Une connexion mystérieuse
C’est dans une autre prison, où il est aussi seul, qu’Alexandre comprendra pourquoi le visage des condamnés ne lui était jamais montré. Une nuit le vieux garde entre dans sa cellule, l’air visiblement agité, délirant : « Ils viennent la nuit », lui dit-il. Ogorodnikov l’encourage à se confier. Et voici ce que lui révèle son geôlier :
« Quand j’étais plus jeune et que je travaillais dans une autre prison, nous avons sorti une vingtaine ou une trentaine de prêtres de leur cellule et nous les avons rassemblés à l’extérieur. Nous les avons attelés à un traîneau, et ils ont dû le tirer jusque dans la forêt. Toute la journée ils ont couru, jusqu’à atteindre des marais. Là, ils ont été placés en deux rangées, l’une derrière l’autre. Nous formions un périmètre autour des prisonniers. J’étais l’un des gardes. Un des membres du KGB s’est approché du premier prêtre et lui a demandé très calmement d’une voix douce : “Y a-t-il un Dieu ?” Le prêtre a dit oui. Il lui a tiré une balle dans le front de sorte que sa cervelle éclabousse le prêtre qui se tenait juste derrière. Il a patiemment chargé son pistolet, s’est placé devant le prêtre suivant et a demandé : “Dieu existe-t-il ?”– “Oui il existe.” Et l’homme l’a abattu de la même manière que le premier. Nous ne leur avons pas bandé les yeux.

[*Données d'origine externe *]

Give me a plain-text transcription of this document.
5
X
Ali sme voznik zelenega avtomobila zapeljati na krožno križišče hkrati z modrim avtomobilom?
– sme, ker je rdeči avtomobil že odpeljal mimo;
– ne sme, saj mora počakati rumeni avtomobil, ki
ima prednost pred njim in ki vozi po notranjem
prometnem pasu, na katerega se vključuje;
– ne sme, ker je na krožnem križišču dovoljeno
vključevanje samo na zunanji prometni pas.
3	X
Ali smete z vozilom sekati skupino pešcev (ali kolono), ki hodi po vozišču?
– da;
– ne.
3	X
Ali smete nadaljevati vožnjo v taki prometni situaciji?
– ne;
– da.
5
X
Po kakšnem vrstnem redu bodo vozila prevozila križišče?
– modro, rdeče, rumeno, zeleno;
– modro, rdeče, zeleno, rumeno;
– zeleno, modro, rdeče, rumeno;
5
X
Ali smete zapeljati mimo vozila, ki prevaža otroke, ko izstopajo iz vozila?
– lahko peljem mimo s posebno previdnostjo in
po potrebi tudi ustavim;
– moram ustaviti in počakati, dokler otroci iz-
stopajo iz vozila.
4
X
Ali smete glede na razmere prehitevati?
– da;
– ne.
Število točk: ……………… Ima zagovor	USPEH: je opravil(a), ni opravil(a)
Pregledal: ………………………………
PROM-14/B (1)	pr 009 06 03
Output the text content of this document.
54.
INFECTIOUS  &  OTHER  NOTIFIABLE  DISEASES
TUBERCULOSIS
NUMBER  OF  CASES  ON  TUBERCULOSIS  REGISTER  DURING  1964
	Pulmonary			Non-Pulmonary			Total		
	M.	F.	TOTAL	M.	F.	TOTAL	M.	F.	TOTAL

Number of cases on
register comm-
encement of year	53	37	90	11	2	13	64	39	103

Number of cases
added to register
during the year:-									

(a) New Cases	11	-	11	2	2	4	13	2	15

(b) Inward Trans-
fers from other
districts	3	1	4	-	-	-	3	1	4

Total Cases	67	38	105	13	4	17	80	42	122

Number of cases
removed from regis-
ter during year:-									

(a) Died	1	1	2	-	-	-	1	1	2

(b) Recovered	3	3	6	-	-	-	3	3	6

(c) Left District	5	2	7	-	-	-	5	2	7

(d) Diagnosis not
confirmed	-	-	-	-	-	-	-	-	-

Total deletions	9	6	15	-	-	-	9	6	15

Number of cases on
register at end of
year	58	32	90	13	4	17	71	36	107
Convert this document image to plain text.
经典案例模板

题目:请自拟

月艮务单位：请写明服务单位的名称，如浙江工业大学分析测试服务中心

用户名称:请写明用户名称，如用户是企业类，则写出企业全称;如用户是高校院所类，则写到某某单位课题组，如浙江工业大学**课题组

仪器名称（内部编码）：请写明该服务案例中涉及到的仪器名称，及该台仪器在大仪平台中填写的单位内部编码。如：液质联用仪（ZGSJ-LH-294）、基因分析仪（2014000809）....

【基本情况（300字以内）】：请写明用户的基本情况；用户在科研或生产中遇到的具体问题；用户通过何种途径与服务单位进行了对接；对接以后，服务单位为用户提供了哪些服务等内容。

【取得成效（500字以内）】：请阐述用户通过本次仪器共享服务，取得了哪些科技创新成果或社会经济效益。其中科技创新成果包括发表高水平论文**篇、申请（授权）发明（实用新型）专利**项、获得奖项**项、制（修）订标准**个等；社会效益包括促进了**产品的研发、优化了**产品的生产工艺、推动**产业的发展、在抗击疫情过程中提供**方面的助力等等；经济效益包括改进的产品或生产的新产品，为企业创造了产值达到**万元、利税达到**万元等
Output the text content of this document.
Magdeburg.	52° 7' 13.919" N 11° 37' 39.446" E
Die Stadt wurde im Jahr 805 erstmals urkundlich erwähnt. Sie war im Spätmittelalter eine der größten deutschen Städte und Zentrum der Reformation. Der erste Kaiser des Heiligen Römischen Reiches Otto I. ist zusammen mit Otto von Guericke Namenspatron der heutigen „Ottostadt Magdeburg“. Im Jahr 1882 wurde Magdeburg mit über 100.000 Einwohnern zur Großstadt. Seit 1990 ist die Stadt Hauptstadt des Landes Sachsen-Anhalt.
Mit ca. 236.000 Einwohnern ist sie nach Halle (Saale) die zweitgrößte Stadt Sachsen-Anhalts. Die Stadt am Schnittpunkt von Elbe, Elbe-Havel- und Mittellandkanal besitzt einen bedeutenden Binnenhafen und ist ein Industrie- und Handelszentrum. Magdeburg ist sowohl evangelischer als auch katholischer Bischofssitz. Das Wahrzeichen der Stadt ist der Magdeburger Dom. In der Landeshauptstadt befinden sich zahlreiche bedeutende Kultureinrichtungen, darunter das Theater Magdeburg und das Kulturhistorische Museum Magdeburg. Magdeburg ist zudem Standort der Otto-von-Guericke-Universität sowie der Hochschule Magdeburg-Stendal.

Ils ont vu exactement ce qui allait leur arriver. »
Devant Rod Dreher, Alexandre Ogorodnokov (alors septuagénaire) a du mal à refouler ses larmes en racontant cet ancien témoignage. D’une voix brisée par l’émotion, il conclut en martelant : « Aucun de ces prêtres n’a renié le Christ ! » Les nuits du vieux gardien étaient hantées par le souvenir de ces visages de prêtres. Voici pourquoi, selon Alexandre, ses visions mystiques ne lui montraient pas la face des condamnés : l’horreur l’aurait fait sombrer dans l’obsession lui aussi ! Sa mission, son ministère consistaient, avec la grâce de Dieu, à accompagner spirituellement dans leur dos de pauvres âmes au paradis comme un discret ange gardien, une bouée de sauvetage.
Splendeur de la communion des saints : ce « marché » fraternel et solidaire d’échange spirituel gratuit, fondé sur la réversibilité des mérites! Bouleversant la communauté humaine du péché originel. Nous sommes tous redevables quelque part de l’acte de charité, jamais perdu ni perdant, d’un prochain ou lointain, inconnu ou connu, vivant ou défunt, dans l’ « économie » collective du salut. « On ne se sauve pas tout seul. Nul ne retourne seul à la maison du Père. L’un donne la main à l’autre. Le pécheur tient la main du saint et le saint tient la main de Jésus » (Péguy). C’est aussi ce qu’on appelle le « nexus mysteriorum », ce lien intime des mystères qui signifie que les mystères sont connectés entre eux comme les baptisés dans le Corps mystique du Christ, comme l’Eglise militante (sur terre) l’est à l’Église souffrante (au Purgatoire) et triomphante (au Ciel) dans une circulation de sève surnaturelle.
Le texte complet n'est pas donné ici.